FDA approves Medtronic's 'brain pacemaker' for Parkinson Terry Fiedler Star Tribune
Published Jan 15 2002
Parkinson's disease patients who have been robbed of their ability to walk, talk or dress themselves have a new treatment option.
Fridley-based Medtronic Inc. got the go-ahead Monday from the Food and Drug Administration to market its Activa implanted electrical brain stimulation device for advanced Parkinson's disease.
"It's a unique product and a long-awaited approval," U.S. Bancorp Piper Jaffray analyst Thomas Gunderson said. "It's a welcome benefit to people with no other choices left to them."
This is the second time in the past few days that Medtronic's neurological and spinal division, which accounts for about a quarter of the company's $6 billion in annual revenue, has gotten good FDA-related news.
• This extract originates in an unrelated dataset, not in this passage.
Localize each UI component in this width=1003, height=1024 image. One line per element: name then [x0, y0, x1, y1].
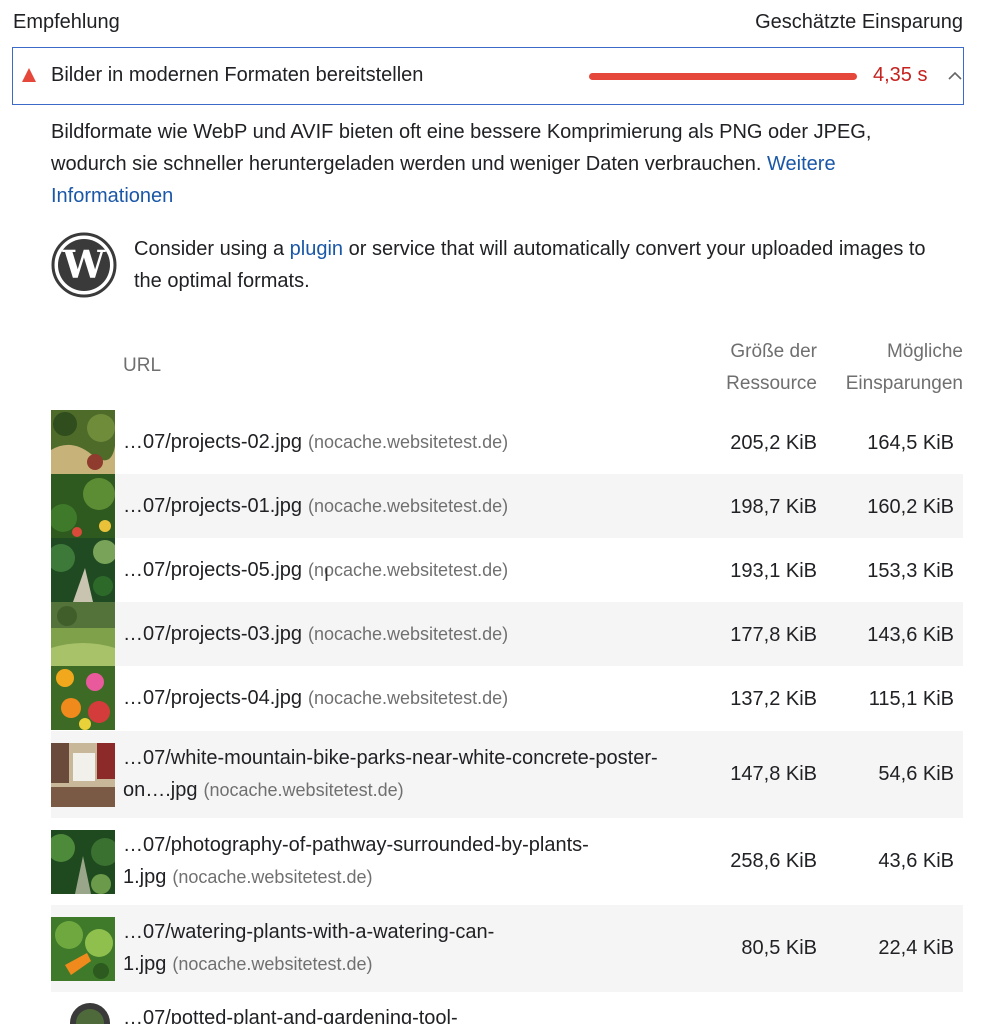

Last Thursday, a panel of experts recommended that the FDA approve the company's InFuse genetically engineered bone graft product for use in spinal fusion therapy.
Activa, which the company refers to as a "brain pacemaker" because the technology is similar to that used in cardiac pacing, is targeted to patients who still respond to the drug levodopa but whose symptoms are not adequately controlled by medication.
That group includes about 100,000 patients with advanced stages of Parkinson's out of the 1 million in the United States who have the disease.
Activa was found to relieve the debilitating slowness, stiffness and shaking related to the disease. It can reduce the duration of dyskinesia, the involuntary, abnormal movements that are a common side effect of medications used for Parkinson's.
"Activa Therapy is a major breakthrough in the treatment of Parkinson's disease because, up until this point, patients relied on medications such as levodopa that over time may not provide control of symptoms and that may, in fact, produce significant side effects," said Dr. William Marks Jr., medical director of the Center for Parkinson's Disease & Movement Disorders at the San Francisco Veterans Affairs Medical Center.
The Activa device has been FDA-approved for use to control Essential Tremor, a less debilitating disease, since 1997, and for Parkinsonian tremor.
Prudential Financial analyst Sandra Hollenhorst called it "truly a life-altering therapy" that, over the years could develop into a "$1 billion market opportunity" for Medtronic. The Activa device and related surgery will cost $50,000 to $60,000 per patient.
Gunderson said the approval opens up another promising market for a company that has been rapidly diversifying. Medtronic, long known for pacemakers, recently acquired companies that treat diabetes and prostate disease to go along with an array of offerings for conditions other outside the heart.
Medtronic does not have direct competition in neurology from its main rivals, Indianapolis-based Guidant Corp. and Little Canada-based St. Jude Medical Inc.
A panel of outside experts recommended Activa's approval for Parkinson's in March 2000, but the FDA took about four times as long as with some implanted heart devices to follow that recommendation with an approval.
In the interim, several U.S. medical centers began using Activa for Parkinson's symptoms because they considered it effective.
Hollenhorst said the FDA was especially cautious because the treatment involves brain surgery and a first-of-its-kind device.
The cause of Parkinson's is unknown, but the symptoms stem from the degeneration of brain cells that produce dopamine, the neurotransmitter that enables communication among the brain cells involved in motor control.
The Activa system includes two power packs that are implanted under the skin near the collar bone and two wires that run under the skin from the packs to two electrodes inserted deep into the brain.
The electrical pulses delivered through the electrodes apparently disrupt the brain signals that cause the impairment of motor skills.